The SUBTLE team brings together researchers with expertise in a wide range of disciplines: computational linguistics, including formal language theory, computational semantics and parsing; syntax, semantics and pragmatics within linguistic theory; probabilistic modeling and machine learning; robotics; and human robot interaction (HRI). Our methodology will be significantly empirical. Thus, methodologies and research in HRI form the backdrop of the research plan, and the collection of a significant experimental corpus will be among our deliverables. At the heart of our proposal is fundamental new research (but extending previous work by each of us) to develop methods for constructing a computationally tractable end-to-end system for a habitable subset of English, one that takes us from utterances all the way to the understanding of them, including both a formal representation of the implicit meaning of utterances and the generation of control programs for a robot platform, here an iRobot ATRV-JR. In parallel, we will also develop a virtual simulation of the USAR environment to enable inexpensive large-scale corpus collection to proceed during many stages of system development.

Initial linguistic steps involve computations of syntactic structure leading to a semantic representation, with the final interpretation achieving pragmatic enrichment. At every stage, multiple interpretations are possible and likely. New machine learning techniques, which we will develop and which also form a backdrop to the component pipeline, will allow us to manage these ambiguities in a tractable way so that only the intended interpretation survives (and if more than one survives the system should be able to request clarification). Finally, we will extend and combine aspects of previous research to move from linguistically oriented logical representations of meaning to sets of constraints for robot controllers, and then on to the controllers themselves.
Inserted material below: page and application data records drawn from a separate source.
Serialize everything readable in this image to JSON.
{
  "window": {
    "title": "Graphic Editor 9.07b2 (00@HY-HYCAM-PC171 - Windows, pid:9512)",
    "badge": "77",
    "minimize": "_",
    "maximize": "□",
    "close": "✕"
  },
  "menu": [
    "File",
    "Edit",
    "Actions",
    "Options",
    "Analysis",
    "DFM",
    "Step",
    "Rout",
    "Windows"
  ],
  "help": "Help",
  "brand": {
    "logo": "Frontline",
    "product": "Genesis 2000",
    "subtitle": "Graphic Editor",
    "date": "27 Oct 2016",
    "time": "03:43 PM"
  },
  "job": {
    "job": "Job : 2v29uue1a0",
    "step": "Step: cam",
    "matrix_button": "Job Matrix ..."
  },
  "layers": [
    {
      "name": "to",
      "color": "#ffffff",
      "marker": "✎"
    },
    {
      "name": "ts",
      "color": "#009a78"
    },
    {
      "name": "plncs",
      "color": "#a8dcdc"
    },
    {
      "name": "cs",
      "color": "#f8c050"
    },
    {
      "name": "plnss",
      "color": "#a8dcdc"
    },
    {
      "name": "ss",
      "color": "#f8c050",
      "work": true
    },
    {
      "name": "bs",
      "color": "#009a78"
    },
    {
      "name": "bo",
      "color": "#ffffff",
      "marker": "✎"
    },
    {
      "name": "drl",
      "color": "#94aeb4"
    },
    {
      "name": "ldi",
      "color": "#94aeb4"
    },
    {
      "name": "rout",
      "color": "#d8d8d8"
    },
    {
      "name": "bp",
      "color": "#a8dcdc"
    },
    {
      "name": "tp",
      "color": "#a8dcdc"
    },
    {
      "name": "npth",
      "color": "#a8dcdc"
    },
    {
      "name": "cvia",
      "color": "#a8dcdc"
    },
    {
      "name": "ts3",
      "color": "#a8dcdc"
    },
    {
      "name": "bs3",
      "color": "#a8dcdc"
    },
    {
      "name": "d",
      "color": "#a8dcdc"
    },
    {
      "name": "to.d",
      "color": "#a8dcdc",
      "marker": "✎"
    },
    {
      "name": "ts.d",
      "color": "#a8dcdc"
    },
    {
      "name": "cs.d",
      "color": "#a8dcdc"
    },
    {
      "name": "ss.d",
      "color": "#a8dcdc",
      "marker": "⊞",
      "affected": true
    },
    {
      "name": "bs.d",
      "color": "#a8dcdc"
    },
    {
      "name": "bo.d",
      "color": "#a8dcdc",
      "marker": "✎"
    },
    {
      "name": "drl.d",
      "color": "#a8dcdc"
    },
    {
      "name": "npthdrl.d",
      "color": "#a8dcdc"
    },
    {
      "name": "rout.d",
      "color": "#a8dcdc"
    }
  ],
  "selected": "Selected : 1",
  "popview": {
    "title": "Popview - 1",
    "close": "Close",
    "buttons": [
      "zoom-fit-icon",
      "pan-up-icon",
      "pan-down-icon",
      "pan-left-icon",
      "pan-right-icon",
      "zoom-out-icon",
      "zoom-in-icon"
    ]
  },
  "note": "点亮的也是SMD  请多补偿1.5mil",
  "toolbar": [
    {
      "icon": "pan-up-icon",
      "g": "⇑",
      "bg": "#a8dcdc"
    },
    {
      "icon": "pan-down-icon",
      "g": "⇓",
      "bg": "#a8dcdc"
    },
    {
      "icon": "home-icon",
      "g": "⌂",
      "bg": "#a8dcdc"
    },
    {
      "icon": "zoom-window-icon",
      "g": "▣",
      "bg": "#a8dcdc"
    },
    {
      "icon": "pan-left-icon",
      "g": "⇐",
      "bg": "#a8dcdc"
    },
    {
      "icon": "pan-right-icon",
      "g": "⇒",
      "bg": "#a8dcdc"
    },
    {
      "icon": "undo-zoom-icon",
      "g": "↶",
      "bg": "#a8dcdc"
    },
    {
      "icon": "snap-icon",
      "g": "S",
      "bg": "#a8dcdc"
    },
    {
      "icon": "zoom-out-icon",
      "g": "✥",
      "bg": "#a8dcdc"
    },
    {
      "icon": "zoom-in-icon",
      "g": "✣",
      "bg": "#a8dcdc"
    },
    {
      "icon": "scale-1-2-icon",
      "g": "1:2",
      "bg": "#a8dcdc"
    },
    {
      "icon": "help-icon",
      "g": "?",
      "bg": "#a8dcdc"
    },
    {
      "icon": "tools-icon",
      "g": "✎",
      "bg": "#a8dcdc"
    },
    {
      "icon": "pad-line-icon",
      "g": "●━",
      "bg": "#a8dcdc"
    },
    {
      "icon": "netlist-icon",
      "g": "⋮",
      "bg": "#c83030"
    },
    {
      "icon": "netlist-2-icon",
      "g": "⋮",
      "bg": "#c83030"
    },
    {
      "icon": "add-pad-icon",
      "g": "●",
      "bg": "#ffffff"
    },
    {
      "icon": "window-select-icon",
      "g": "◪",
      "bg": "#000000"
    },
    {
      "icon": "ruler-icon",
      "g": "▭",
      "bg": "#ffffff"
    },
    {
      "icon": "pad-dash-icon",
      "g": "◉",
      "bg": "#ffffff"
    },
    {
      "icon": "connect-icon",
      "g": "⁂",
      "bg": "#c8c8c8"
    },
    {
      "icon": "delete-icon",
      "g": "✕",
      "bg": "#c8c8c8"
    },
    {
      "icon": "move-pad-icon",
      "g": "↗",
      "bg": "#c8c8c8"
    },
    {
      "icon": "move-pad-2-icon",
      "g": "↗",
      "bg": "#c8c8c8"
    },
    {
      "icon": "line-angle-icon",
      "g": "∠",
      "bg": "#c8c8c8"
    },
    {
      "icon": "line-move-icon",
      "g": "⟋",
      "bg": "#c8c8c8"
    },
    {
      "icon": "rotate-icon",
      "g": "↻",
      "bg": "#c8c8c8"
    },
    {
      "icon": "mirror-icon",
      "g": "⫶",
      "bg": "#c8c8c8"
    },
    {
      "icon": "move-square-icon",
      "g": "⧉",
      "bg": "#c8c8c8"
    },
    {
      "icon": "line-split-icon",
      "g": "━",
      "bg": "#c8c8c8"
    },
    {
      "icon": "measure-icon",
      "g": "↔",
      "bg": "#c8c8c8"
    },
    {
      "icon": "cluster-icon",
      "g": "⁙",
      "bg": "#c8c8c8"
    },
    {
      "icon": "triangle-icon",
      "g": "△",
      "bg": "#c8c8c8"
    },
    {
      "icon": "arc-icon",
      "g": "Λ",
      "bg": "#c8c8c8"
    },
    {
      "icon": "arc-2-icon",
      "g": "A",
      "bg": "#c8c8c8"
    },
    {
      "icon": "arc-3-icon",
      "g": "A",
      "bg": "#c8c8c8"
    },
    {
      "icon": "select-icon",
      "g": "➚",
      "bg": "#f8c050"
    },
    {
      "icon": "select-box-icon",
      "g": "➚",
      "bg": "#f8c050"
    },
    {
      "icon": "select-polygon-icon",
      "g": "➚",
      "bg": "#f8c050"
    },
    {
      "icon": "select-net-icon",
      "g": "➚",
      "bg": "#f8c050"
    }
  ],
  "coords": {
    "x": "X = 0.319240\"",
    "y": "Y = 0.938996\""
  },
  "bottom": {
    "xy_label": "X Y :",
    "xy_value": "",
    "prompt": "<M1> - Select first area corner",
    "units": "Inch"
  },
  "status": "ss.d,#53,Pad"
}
Such goals have been conceived earlier and some partially implemented. However, they have not turned out to be scalable. What makes this goal achievable now are the following developments: (1) the development of mathematical (formal and logical) systems for syntax, semantics, and pragmatics (including some aspects of discourse); (2) the application of new methods in machine learning for structured data to develop methods for statistical language processing using raw and annotated corpora, including machine learning methods capable of dealing with a vast array of features in a computationally tractable manner; (3) the emergence of HRI as a viable subfield; (4) advances in robot control.